“Mengantar anak di hari pertama sekolah adalah kesempatan bagi orang tua untuk terlibat dalam pendidikan anak. Kita telah membuat sejarah baru. Kaki kita sudah melangkah dan pantang untuk bergerak mundur”.
Begitu pernyataan dari sang penggagas gerakan bersejarah ini, Prof Anies Baswedan-- yang sepuluh hari setelah gerakan tersebut sukses besar, mendadak tidak lagi menjabat Menteri Pendidikan dan Kebudayaan. Ucapan Pak Anies---yang saya kagumi karena cara bicaranya yang santun lagi cerdas dan saya anggap “menaikkan kelas” bahasa Indonesia ketika banyak tokoh di Indonesia justru lebih suka berbicara ‘gado-gado bahasa Indonesia-Inggris---memang benar adanya.
Seperti kata Prof Anies, mengantar anak di hari pertama sekolah menjadi penting karena itu kesempatan bagi orang tua untuk terlibat dalam pendidikan anak dengan membangun hubungan positif antara pendidikan di rumah dan sekolah. Bahwa mengantar bukan hanya sampai gerbang sekolah lantas pergi. Tetapi menemani dan membangun interaksi dengan guru dan orang tua murid lainnya. Sebab, hari pertama sekolah adalah awal perjalanan panjang anak-anak kita di “rumah keduanya”.

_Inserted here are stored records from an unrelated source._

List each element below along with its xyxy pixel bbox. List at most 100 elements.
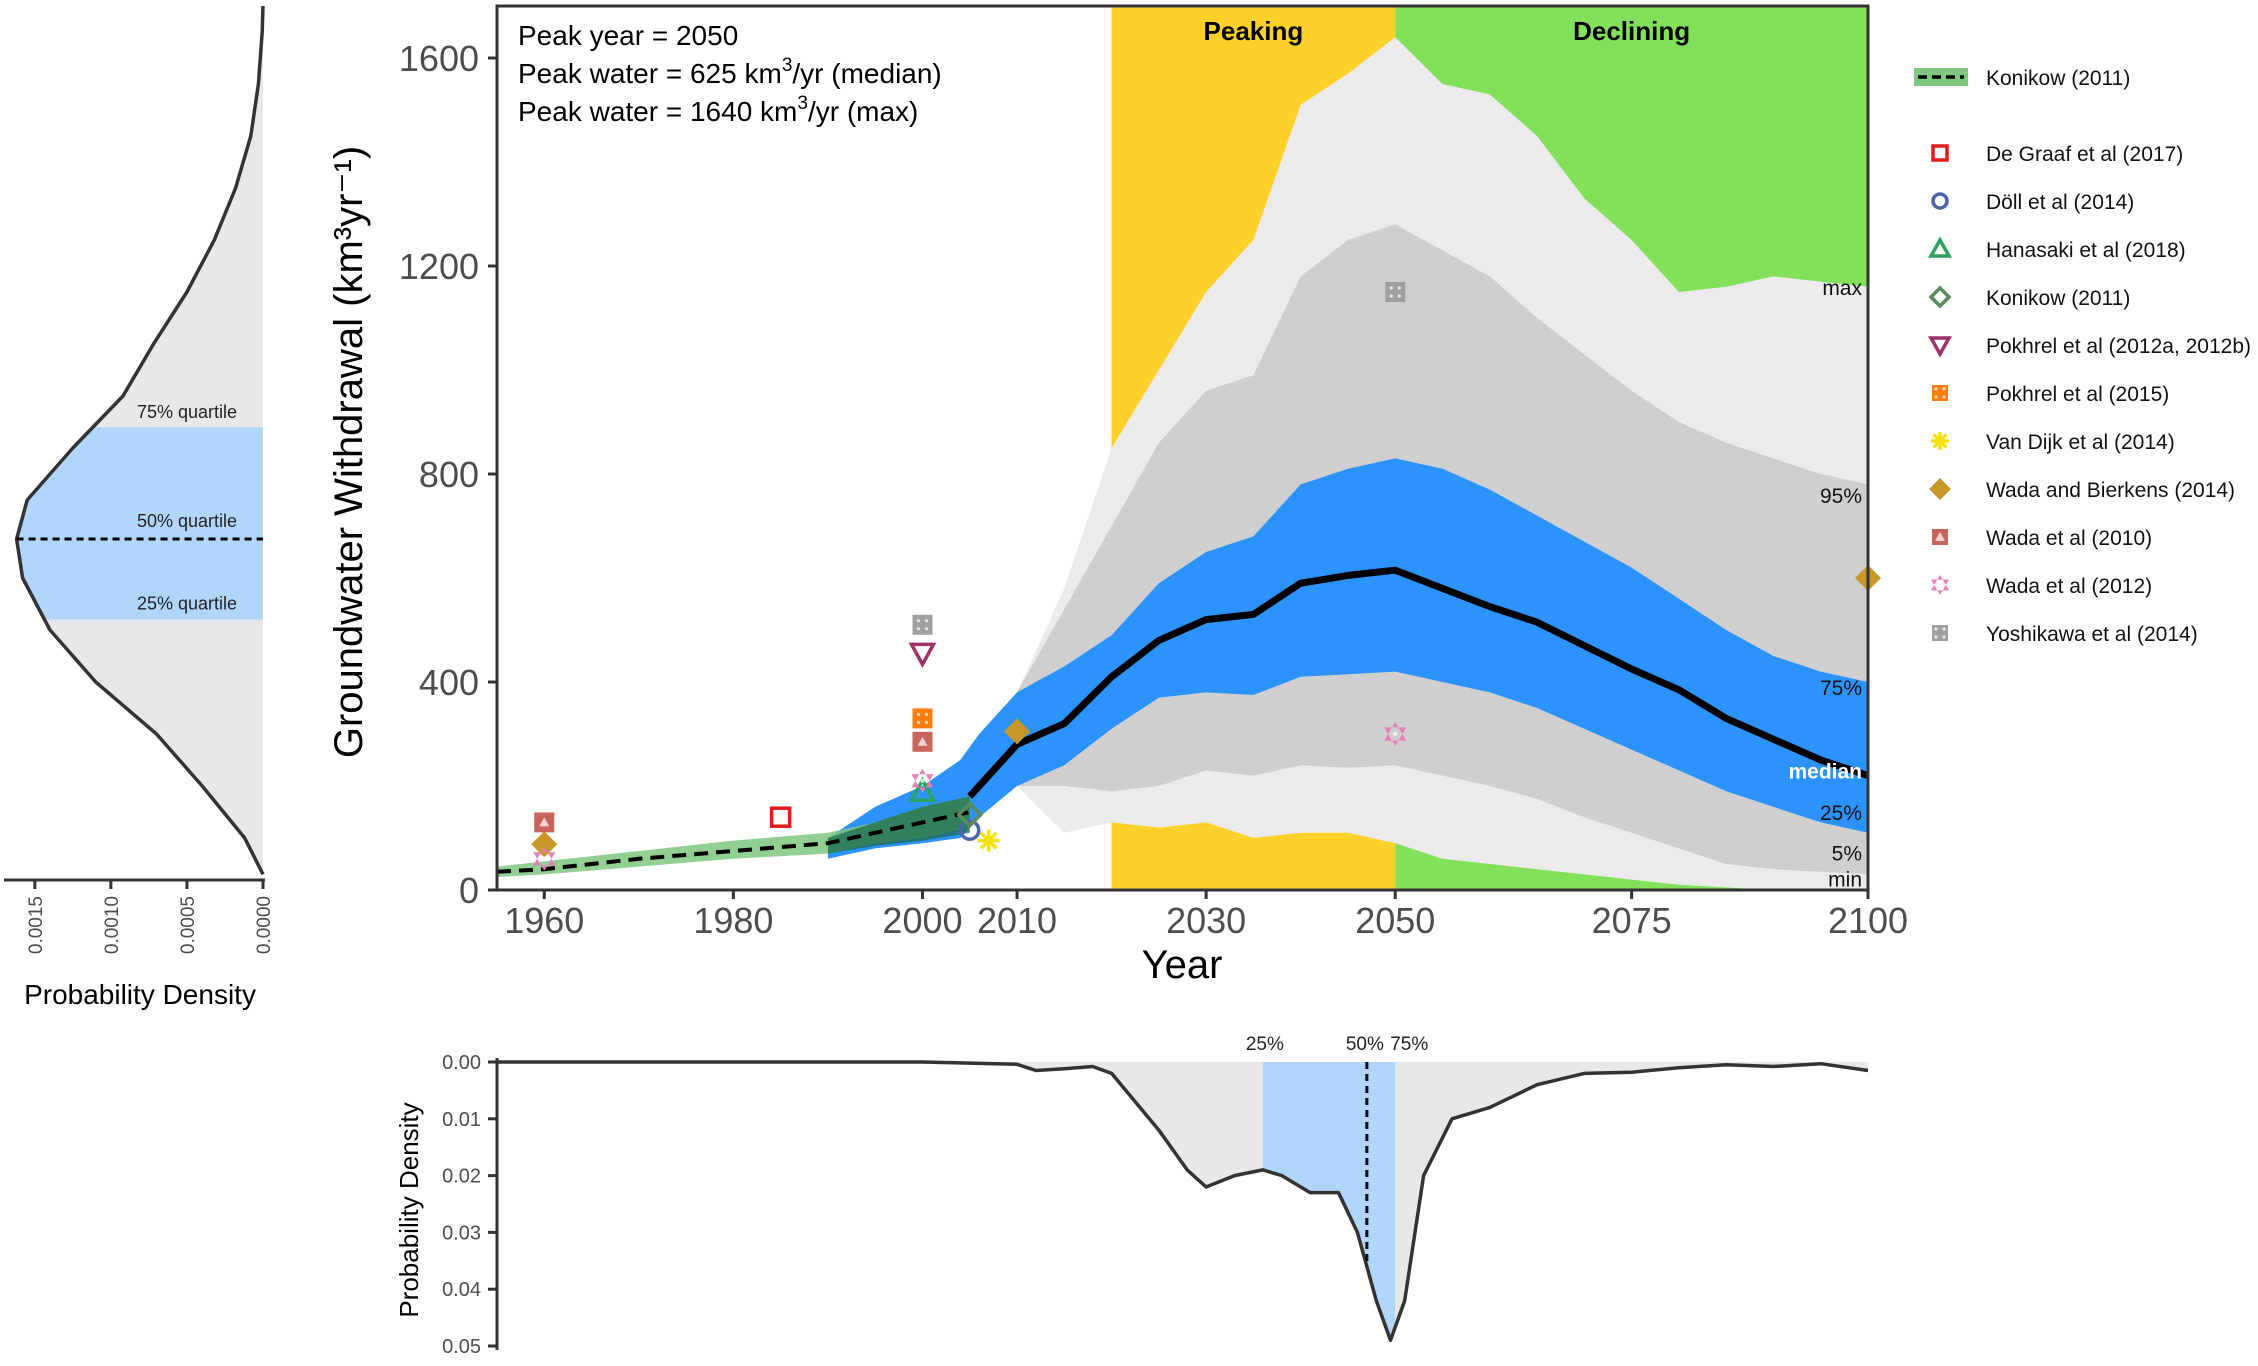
historic-band <box>497 692 1017 877</box>
x-tick-label: 2100 <box>1828 900 1908 941</box>
marker-yoshikawa-et-al-2014 <box>1385 282 1406 302</box>
legend-label-hanasaki-et-al-2018: Hanasaki et al (2018) <box>1986 239 2186 262</box>
left-density-quartile-band <box>16 427 263 620</box>
bottom-density-chart: 25% 50% 75% 0.00 0.01 0.02 0.03 0.04 0.05 Probab… <box>394 1034 1869 1358</box>
bottom-quartile-label: 50% <box>1346 1034 1384 1055</box>
marker-hanasaki-et-al-2018 <box>908 776 937 802</box>
band-label-5pct: 5% <box>1832 843 1862 866</box>
band-labels: max 95% 75% median 25% 5% min <box>1788 277 1862 892</box>
marker-wada-et-al-2010-inner <box>539 817 550 827</box>
left-quartile-label: 50% quartile <box>137 511 237 531</box>
left-density-tick-label: 0.0015 <box>26 896 47 954</box>
marker-yoshikawa-et-al-2014-dot <box>1397 294 1401 298</box>
marker-yoshikawa-et-al-2014-dot <box>916 627 921 631</box>
superscript-3: 3 <box>782 55 793 76</box>
plot-frame <box>495 4 1870 892</box>
legend-key-d-ll-et-al-2014 <box>1931 192 1949 210</box>
legend-key-yoshikawa-et-al-2014-dot <box>1942 627 1946 631</box>
marker-d-ll-et-al-2014 <box>959 819 981 841</box>
y-tick-label: 1200 <box>399 246 479 287</box>
bottom-quartile-label: 75% <box>1390 1034 1428 1055</box>
bottom-density-tick-label: 0.01 <box>442 1109 481 1131</box>
phase-label-declining: Declining <box>1573 16 1690 46</box>
marker-yoshikawa-et-al-2014-dot <box>916 619 921 623</box>
marker-pokhrel-et-al-2015-dot <box>924 720 929 725</box>
main-axes: 0 400 800 1200 1600 1960 1980 2000 2010 2030 2050 2… <box>399 4 1908 941</box>
superscript-3: 3 <box>797 93 808 114</box>
x-tick-label: 1980 <box>693 900 773 941</box>
marker-wada-et-al-2012 <box>911 768 934 793</box>
marker-wada-et-al-2010-inner <box>917 736 928 746</box>
legend-key-pokhrel-et-al-2012a-2012b <box>1928 336 1952 358</box>
left-density-curve <box>14 5 265 876</box>
x-tick-label: 2010 <box>977 900 1057 941</box>
annotation-peak-max-suffix: /yr (max) <box>808 96 918 127</box>
marker-pokhrel-et-al-2015-dot <box>916 720 921 725</box>
phase-label-peaking: Peaking <box>1204 16 1304 46</box>
legend-label-d-ll-et-al-2014: Döll et al (2014) <box>1986 191 2134 214</box>
legend-key-wada-and-bierkens-2014 <box>1929 478 1951 500</box>
left-density-chart: 75% quartile 50% quartile 25% quartile 0.00… <box>4 5 275 1010</box>
legend-key-de-graaf-et-al-2017 <box>1931 144 1949 162</box>
band-25-75 <box>1017 458 1868 833</box>
overlap-band <box>827 796 970 854</box>
x-tick-label: 2000 <box>882 900 962 941</box>
marker-yoshikawa-et-al-2014-dot <box>924 627 929 631</box>
legend-key-konikow-2011 <box>1928 285 1952 309</box>
bottom-density-tick-label: 0.05 <box>442 1336 481 1358</box>
y-tick-label: 800 <box>419 454 479 495</box>
main-chart: Peaking Declining 0 400 800 1200 1600 1960 1980… <box>327 4 1908 987</box>
legend-key-wada-et-al-2012-center <box>1937 582 1943 588</box>
legend-label-pokhrel-et-al-2015: Pokhrel et al (2015) <box>1986 383 2169 406</box>
marker-konikow-2011 <box>956 801 984 829</box>
bottom-density-area <box>497 1062 1868 1341</box>
x-axis-title: Year <box>1142 943 1223 987</box>
bottom-quartile-label: 25% <box>1246 1034 1284 1055</box>
left-density-title: Probability Density <box>24 979 256 1010</box>
left-quartile-label: 25% quartile <box>137 594 237 614</box>
bottom-density-curve <box>497 1060 1869 1343</box>
legend-key-yoshikawa-et-al-2014-dot <box>1934 635 1938 639</box>
legend-label-van-dijk-et-al-2014: Van Dijk et al (2014) <box>1986 431 2175 454</box>
legend-key-wada-et-al-2012 <box>1931 575 1949 595</box>
band-label-25pct: 25% <box>1820 802 1862 825</box>
band-label-median: median <box>1788 760 1862 783</box>
legend-key-yoshikawa-et-al-2014-dot <box>1942 635 1946 639</box>
marker-wada-et-al-2012-center <box>542 856 547 861</box>
marker-yoshikawa-et-al-2014-dot <box>1389 286 1393 290</box>
legend-key-van-dijk-et-al-2014-ray <box>1932 433 1948 449</box>
legend-key-pokhrel-et-al-2015-dot <box>1942 387 1946 391</box>
legend-key-wada-et-al-2010-inner <box>1935 532 1945 541</box>
marker-pokhrel-et-al-2015 <box>912 708 933 729</box>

Dengan mengantar anak di hari pertama sekolah, orang tua bisa membangun komunikasi yang benar dengan wali kelas, guru serta kepala sekolah plus bisa bertukar nomor handphone, memberikan apresiasi juga menawarkan bantuan untuk terlibat dalam kegiatan penunjang pembelajaran. Kita juga bisa mengenali kondisi sekolahnya.
Merawat Pesan Penting nya; Karena Ini Baru Awalan
Nah, ketika kita sudah bisa menangkap pesan penting mengantar anak di hari pertama sekolah, langkah berikutnya (yang jauh lebih penting) adalah merawat pesan tersebut. Merawat agar pesannya tidak hilang. Merawat agar kita bisa isqtiqomah (kontinyu) untuk terlibat dalam pendidikan anak. Karena memang, gerakan ini sejatinya baru “awalan” bagi orang tua untuk bisa ikut ‘mewarnai’ pendidikan karakter anak.
Mengapa orang tua harus terlibat dalam pendidikan anak? Bukankah tugas mendidik itu tugasnya guru?
Sebab, pendidikan di sekolah saja, kini belum cukup untuk melindungi anak dari “godaan era kekinian”. Ilmu pengetahuan dan perilaku yang diajarkan guru saja, belum cukup untuk membentuk karakter anak agar tidak menjadi ‘generasi imitasi’ yang mudah meniru apa saja yang mereka lihat. Kita tahu, godaan nya anak era kekinian yang berpotensi membuat anak berperilaku keliru, jauh berbeda dengan era ketika kita para orang tua, masih bersekolah.
Dulu, ketika kita masih bocah, tidak ada acara televisi yang begitu vulgar mengumbar kekerasan fisik dan berbicara kasar sehingga anak yang merasa lebih, lantas dengan mudah mem-bully temannya. Dulu, ketika kita masih bocah, tidak terbayang akan ada era ketika aktif di Sosial Media seolah menjadi keharusan bagi anak-anak sekolah. Sehingga, ada banyak anak sekolah yang lebih sibuk selfie, pamer foto di instagram, update status tidak jelas di Facebook atau di Twitter. Imbasnya, muncullah sikap egois dan materialisme yang terlihat dari cara bicara, cara berperilaku dan cara berinteraksi dengan sesamanya.
Sekarang adalah era ketika televisi dan sosial media kadang diperlakukan sebagai “agama” yang diyakini kebenarannya. Yang terjadi, anak-anak terkadang ‘lebih percaya’ kepada media sosial dan televisi daripada orang tua dan gurunya.